Сергей уже узнал Николая Шишкина, вспомнил, как позапрошлой весной в довольно шумной консерваторской компании «вспрыскивали» в «Стрельне» первый гонорар за «Алеко».
Нонна подняла вуалетку и, стаскивая с пальцев лайковые перчатки, озиралась блестящими глазами.

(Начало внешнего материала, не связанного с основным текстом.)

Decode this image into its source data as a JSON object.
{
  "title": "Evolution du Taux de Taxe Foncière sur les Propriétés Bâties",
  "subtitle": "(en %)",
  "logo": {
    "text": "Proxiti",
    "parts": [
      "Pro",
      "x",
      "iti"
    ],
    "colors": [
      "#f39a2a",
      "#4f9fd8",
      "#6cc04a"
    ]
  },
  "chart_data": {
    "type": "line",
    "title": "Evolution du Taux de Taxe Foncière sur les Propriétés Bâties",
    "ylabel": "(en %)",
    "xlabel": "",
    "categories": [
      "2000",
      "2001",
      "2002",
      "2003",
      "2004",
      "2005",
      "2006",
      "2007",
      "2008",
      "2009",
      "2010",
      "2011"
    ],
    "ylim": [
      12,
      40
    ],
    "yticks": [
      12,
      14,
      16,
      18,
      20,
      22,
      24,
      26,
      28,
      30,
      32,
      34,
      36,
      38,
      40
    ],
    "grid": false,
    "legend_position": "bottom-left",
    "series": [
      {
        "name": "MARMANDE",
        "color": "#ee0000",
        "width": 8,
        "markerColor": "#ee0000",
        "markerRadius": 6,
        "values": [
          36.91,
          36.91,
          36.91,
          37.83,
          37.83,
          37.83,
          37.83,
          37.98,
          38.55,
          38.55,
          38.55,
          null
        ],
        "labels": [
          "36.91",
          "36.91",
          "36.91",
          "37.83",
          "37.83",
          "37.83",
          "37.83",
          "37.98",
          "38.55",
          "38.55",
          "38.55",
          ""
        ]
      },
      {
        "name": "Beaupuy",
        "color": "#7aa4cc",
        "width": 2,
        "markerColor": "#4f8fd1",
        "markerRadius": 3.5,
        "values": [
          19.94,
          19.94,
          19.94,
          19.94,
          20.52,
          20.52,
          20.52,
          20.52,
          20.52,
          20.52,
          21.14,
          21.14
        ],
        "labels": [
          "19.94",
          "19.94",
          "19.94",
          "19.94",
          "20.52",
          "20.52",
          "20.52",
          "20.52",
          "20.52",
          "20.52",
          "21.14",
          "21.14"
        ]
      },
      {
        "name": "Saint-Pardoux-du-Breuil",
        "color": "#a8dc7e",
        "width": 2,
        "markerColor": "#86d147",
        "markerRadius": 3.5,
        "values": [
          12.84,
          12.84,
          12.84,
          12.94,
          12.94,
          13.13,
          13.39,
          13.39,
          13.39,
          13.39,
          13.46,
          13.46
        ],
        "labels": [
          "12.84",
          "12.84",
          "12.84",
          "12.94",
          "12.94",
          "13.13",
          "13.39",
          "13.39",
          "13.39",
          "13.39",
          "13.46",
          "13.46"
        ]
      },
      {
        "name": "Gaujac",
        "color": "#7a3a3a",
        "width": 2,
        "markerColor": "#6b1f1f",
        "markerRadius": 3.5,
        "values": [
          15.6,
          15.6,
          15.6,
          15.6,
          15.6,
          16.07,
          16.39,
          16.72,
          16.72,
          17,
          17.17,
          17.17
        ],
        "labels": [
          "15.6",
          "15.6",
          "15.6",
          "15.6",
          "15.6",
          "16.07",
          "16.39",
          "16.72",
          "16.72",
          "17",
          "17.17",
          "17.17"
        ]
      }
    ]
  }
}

Сели подле стола, поглядывая на дверь.
Через минуту вышли два цыгана в бархатных жилетках с гитарами в руках, за ними, одна за другой, бесшумной семенящей походкой пошли цыганки, все в очень скромных черных платьях, только с цветными бахромчатыми платками на плечах.
Нонна встала, и они вдруг зашептали, заулыбались, кланяясь гостям. Важно и неторопливо рассаживались на стульях, расправляя шелестящие складки.
Зазвенели, запели подтягиваемые струны гитар и смолкли. Шишкин повел бровью, и цыгане запели традиционную «встречную»:
Что может быть прелестней,Когда, любовь тая,Гостей встречает песнейЦыганская семья…
И мало-помалу все перестало существовать: снежная ночь, и Москва, и тройка. Тягучая горькая отрава песни обволакивала душу, сковывала дыхание, каждый удар сердца болью отзывался в груди.
На столе перед гостями только ради приличия стоял большой поднос, на нем были тарелки с орехами, пастилой, блестели бокалы и две бутылки белого вина. Они остались неоткупоренными. Кто же, если любит взаправду, станет мешать вино с песней!
Потом время и вовсе остановилось. Желтое мигающее пламя покорилось гитарному звону. Князь сидел у края стола, подперев лицо руками. Он был бледен.
Сергей с жадностью вслушивался в знакомый сумрачный напев. Нонна с хором пела старинную таборную песню.
В наступившем молчании раздался низкий, заглушенный двойными окнами удар большого монастырского колокола. Цыганки встали и, крестясь на образ, стали собираться к ранней обедне.